Так кончил свою жизнь аббат Доминик в руках мстившей ему толпы, свирепой и кровожадной. Читатель не должен думать, что все ужасы этих дней шли исключительно от инквизиции и испанцев. Приверженцы новой церкви тоже совершали вещи, от которых нас бросает в дрожь. В извинение им можно сказать лишь, что они, по сравнению со своими притеснителями, были как отдельные деревья по сравнению с лесной чащей, и что преследования, которым они подвергались, и страдания, которые испытывали, доводили их до сумасшествия. Если бы наших отцов, мужей и братьев сжигали на кострах, мучили в подземельях инквизиции или избивали тысячами при разорении городов, если бы наших жен и дочерей позорили, наши дома грабили и сжигали, а права попирали, то нечему было бы удивляться, что мы сделались бы жестокими, если бы дело коснулось нас. Думаем, что благодаря Богу цивилизованное человечество никогда больше не подвергнется подобному испытанию.

На перекладине креста висел в воздухе мертвый монах, как возмутившийся матрос, вздернутый на мачте корабля, который он собирался предать. Но его смерть не успокоила ярости торжествующей толпы.

— Где другие? — кричала она. — Найдите других.

И люди бегали с факелами и фонарями по большой церкви. Они побывали на хорах, обшарили ризницу, все часовни и, не найдя ничего, снова крича и жестикулируя, собрались в притворе.

— Приведите собак! — закричал голос. — Они чутьем найдут.

Привели собак. Они с лаем бегали взад и вперед, но, сбитые с толку множеством людей, не зная, чего искать, ничего не нашли. Кто-то сорвал образ со стены, и в следующую минуту с криками «долой идолов!» началось разрушение.
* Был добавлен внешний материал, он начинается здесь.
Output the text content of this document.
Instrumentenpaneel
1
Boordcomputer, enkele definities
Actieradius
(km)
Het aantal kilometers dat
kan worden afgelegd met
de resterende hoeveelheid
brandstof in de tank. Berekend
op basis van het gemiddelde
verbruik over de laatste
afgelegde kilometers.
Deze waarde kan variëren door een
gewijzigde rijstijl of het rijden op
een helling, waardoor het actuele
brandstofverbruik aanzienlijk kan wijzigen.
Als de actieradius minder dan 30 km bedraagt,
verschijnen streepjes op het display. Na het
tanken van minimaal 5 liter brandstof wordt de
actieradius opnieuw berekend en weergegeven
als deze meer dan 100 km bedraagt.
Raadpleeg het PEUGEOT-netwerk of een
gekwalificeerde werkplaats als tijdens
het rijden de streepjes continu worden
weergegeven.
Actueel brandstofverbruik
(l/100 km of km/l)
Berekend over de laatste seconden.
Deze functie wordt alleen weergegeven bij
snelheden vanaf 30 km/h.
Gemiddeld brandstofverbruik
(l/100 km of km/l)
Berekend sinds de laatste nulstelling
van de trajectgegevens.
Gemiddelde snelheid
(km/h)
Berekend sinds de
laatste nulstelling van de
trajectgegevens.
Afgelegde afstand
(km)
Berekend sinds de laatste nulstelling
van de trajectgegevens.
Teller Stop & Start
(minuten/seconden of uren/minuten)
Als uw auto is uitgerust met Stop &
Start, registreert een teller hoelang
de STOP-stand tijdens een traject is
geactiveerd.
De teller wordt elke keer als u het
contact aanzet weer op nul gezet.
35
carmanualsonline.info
Фанатики устремились к алтарям и хранилищам церковной утвари. Вся резьба была отбита и разрублена топорами и молотками, занавесы, закрывавшие шкафы, были оторваны, в священные чаши было влито вино, приготовленное для таинства, и богохульники пили его с грубым хохотом. Они сложили в церкви костер и разжигали его священными изображениями, обломками резьбы и дубовых скамеек, а в этот костер стали бросать золотую и серебряную утварь. Они пришли сюда не грабить, а мстить, и плясали вокруг костра, а со всех сторон раздавался треск падающих статуй и звон разбиваемых стекол.